# Telefonanrufe wegen angeblicher Mitgliedschaft bei spielefuchs / gamefuchs.de



## Thaliel (29 Januar 2009)

Ich habe heute einen Anruf erhalten, ich wäre angeblich nach absolvieren eines Gewinnspieles Mitglied bei spielefuchs.de/gamefuchs.de geworden. Diese Mitgliedschaft würde im mai ausluafen und ich solle doch bite entscheiden ob ich nicht verlängern möchte. Natürlich ist die mitgliedschaft mit Kosten verbunden und auch für die Resttzeit bos zum Auslaufen der momentanen Mitgliedschaft würde noch Mitgliedchaftskosten vbon 45 Wuro für mich bedeuten. Als ich daraufhin sagte, dass ich sicher nicht für etwas bezahlen werde, worin ich von vornherein nicht persönlich eingewilligt habe, schwieg der gute Mann am danderen Ende und ich legte auf.
Anscheinend eine neue Masche, von denen selbst die Betreiber der von den Telefonterroristen genannten Seiten nichts wussten, wie man hier sehen kann:
Achtung Betrüger unterwegs! : gamefuchs.de


----------



## Fidul (29 Januar 2009)

*AW: Telefonanrufe wegen angeblicher Mitgliedschaft bei spielefuchs / gamefuchs.de*

Diese Typen werden immer dreister. Auch der DGB wird dafür mißbraucht.

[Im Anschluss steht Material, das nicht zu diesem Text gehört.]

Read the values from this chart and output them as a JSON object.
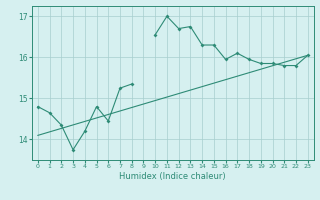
{
  "title": "",
  "xlabel": "Humidex (Indice chaleur)",
  "line_color": "#2e8b76",
  "background_color": "#d6f0f0",
  "grid_color": "#a8cece",
  "x_data": [
    0,
    1,
    2,
    3,
    4,
    5,
    6,
    7,
    8,
    9,
    10,
    11,
    12,
    13,
    14,
    15,
    16,
    17,
    18,
    19,
    20,
    21,
    22,
    23
  ],
  "y_zigzag": [
    14.8,
    14.65,
    14.35,
    13.75,
    14.2,
    14.8,
    14.45,
    15.25,
    15.35,
    null,
    16.55,
    17.0,
    16.7,
    16.75,
    16.3,
    16.3,
    15.95,
    16.1,
    15.95,
    15.85,
    15.85,
    15.8,
    15.8,
    16.05
  ],
  "trend_x": [
    0,
    23
  ],
  "trend_y": [
    14.1,
    16.05
  ],
  "ylim": [
    13.5,
    17.25
  ],
  "xlim": [
    -0.5,
    23.5
  ],
  "yticks": [
    14,
    15,
    16,
    17
  ],
  "xticks": [
    0,
    1,
    2,
    3,
    4,
    5,
    6,
    7,
    8,
    9,
    10,
    11,
    12,
    13,
    14,
    15,
    16,
    17,
    18,
    19,
    20,
    21,
    22,
    23
  ]
}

DGB im Auftrag von Sat1 - Antispam e.V.
DGB warnt vor falschen Anrufern!

Offenbar fallen langsam jegliche Hemmungen weg.


----------



## Thaliel (29 Januar 2009)

*AW: Telefonanrufe wegen angeblicher Mitgliedschaft bei spielefuchs / gamefuchs.de*

Entschuldigung wegen der vielen Schreibfehler, dummerweise kann man hier seine eigenen Beiträge nicht mehr nachträglich bearbeiten...
Das skurilste an dem Anruf war, dass der Herr etwas von spielfuchs.de sagte, was aber lediglich ein onlinehop ist, anscheinend werden die Arbeiter in diesen abzocker Callcentern also nciht nur schlecht bezahlt sondern auch schlecht geschult.


----------



## Heiko (29 Januar 2009)

*AW: Telefonanrufe wegen angeblicher Mitgliedschaft bei spielefuchs / gamefuchs.de*

Doch, man kann. Aber erst ab einer gewissen eigenen Beitragszahl, die Du bald erreicht haben wirst


----------